Jean-Michel Basquiat

For Luna Luna, Jean-Michel Basquiat designed a Ferris wheel on which recurrent subjects from his earlier work appear. The wheel is accompanied by Miles Davis’s 1986 song “Tutu.”
Artist
Jean-Michel Basquiat
Attraction
Painted Ferris wheel with music
Born
1960, USA
Basquiat began his brief but prolific life as an artist painting the tag SAMO across downtown New York as a teenager in the late 1970s
He frequently drew and painted on found surfaces, including wood and even a refrigerator
His works combine figuration and writing to create compositions bursting with tantalizingly inconclusive meanings


One of the most significant artists of the twentieth century, Jean-Michel Basquiat began his brief but prolific life as an artist painting the tag SAMO across downtown New York as a teenager in the late 1970s. Soon entrenched in the downtown cultural scene, he began to paint on canvas, creating compositions that combine numerous ideas—ranging from a celebration of Black music and sports and an exploration of African American history to critiques of abuses of power by the police.

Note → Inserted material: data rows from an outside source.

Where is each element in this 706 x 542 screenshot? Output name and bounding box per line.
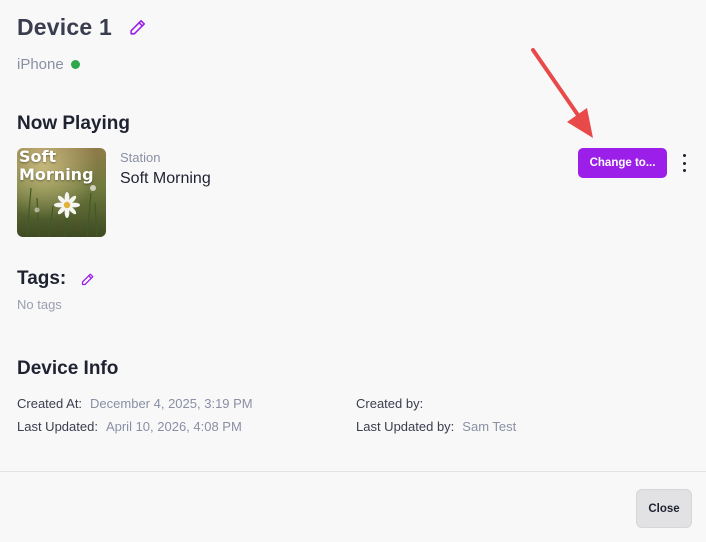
created-by-label: Created by: bbox=[356, 396, 424, 411]
created-at-row: Created At: December 4, 2025, 3:19 PM bbox=[17, 396, 253, 411]
last-updated-label: Last Updated: bbox=[17, 419, 98, 434]
no-tags-text: No tags bbox=[17, 297, 62, 312]
footer-divider bbox=[0, 471, 706, 472]
annotation-arrow-icon bbox=[531, 48, 593, 138]
created-at-value: December 4, 2025, 3:19 PM bbox=[90, 396, 253, 411]
device-header: Device 1 bbox=[17, 14, 147, 41]
station-cover-image: Soft Morning bbox=[17, 148, 106, 237]
created-at-label: Created At: bbox=[17, 396, 83, 411]
device-title: Device 1 bbox=[17, 14, 112, 40]
created-by-row: Created by: bbox=[356, 396, 431, 411]
device-info-heading: Device Info bbox=[17, 358, 119, 379]
last-updated-by-row: Last Updated by: Sam Test bbox=[356, 419, 516, 434]
last-updated-value: April 10, 2026, 4:08 PM bbox=[105, 419, 242, 434]
station-name: Soft Morning bbox=[120, 170, 211, 187]
last-updated-row: Last Updated: April 10, 2026, 4:08 PM bbox=[17, 419, 242, 434]
kebab-menu-icon[interactable] bbox=[678, 154, 690, 172]
device-platform-row: iPhone bbox=[17, 56, 80, 73]
cover-title-text: Soft Morning bbox=[19, 148, 94, 184]
tags-heading: Tags: bbox=[17, 268, 67, 289]
device-platform: iPhone bbox=[17, 56, 64, 73]
last-updated-by-value: Sam Test bbox=[462, 419, 517, 434]
edit-title-pencil-icon[interactable] bbox=[128, 18, 147, 37]
online-status-dot bbox=[70, 60, 80, 69]
station-label: Station bbox=[120, 150, 161, 165]
last-updated-by-label: Last Updated by: bbox=[356, 419, 455, 434]
close-button[interactable]: Close bbox=[636, 489, 692, 528]
tags-header: Tags: bbox=[17, 268, 95, 290]
edit-tags-pencil-icon[interactable] bbox=[80, 272, 95, 287]
now-playing-heading: Now Playing bbox=[17, 113, 130, 134]
change-station-button[interactable]: Change to... bbox=[578, 148, 667, 178]
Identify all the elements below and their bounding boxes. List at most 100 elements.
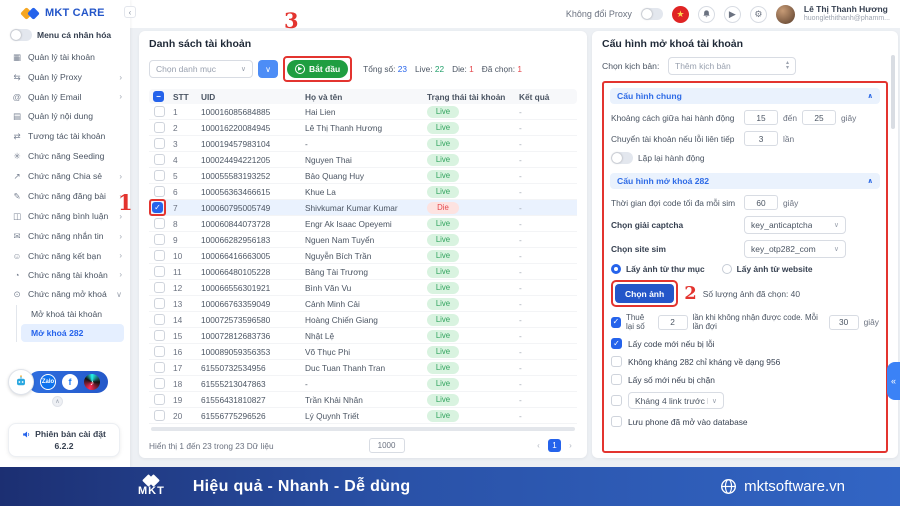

The classic anatomical reference book Gray’s Anatomy was given to him as a child after he was hit by a car—the visuals from which inspired the exposed skeletons and internal organs of his figures.
Basquiat was a self-taught artist whose symbolic compositions combine colorful, naïve stick figures—appearing as if they are floating in space—with cryptic, poetic words written in assertive capital letters, often repeated and crossed out. Music was hugely influential to Basquiat; he regularly attended Mudd Club and other countercultural venues and formed his own no-wave band, Gray. The band was titled after the classic anatomical reference book Gray’s Anatomy—a book given to him as a child after he was hit by a car—the visuals from which inspired the exposed skeletons and internal organs of his figures.

For Luna Luna, Basquiat designed a Ferris wheel on which recurrent subjects from his earlier work appear, including jazz musician Charlie Parker (referenced with the song title “Billie’s Bounce”) and race (referenced with the words “Jim Crow”). The wheel is accompanied by Miles Davis’s 1986 song “Tutu.” It was only after Heller had secured permission to use the song that Basquiat agreed to create the Ferris wheel.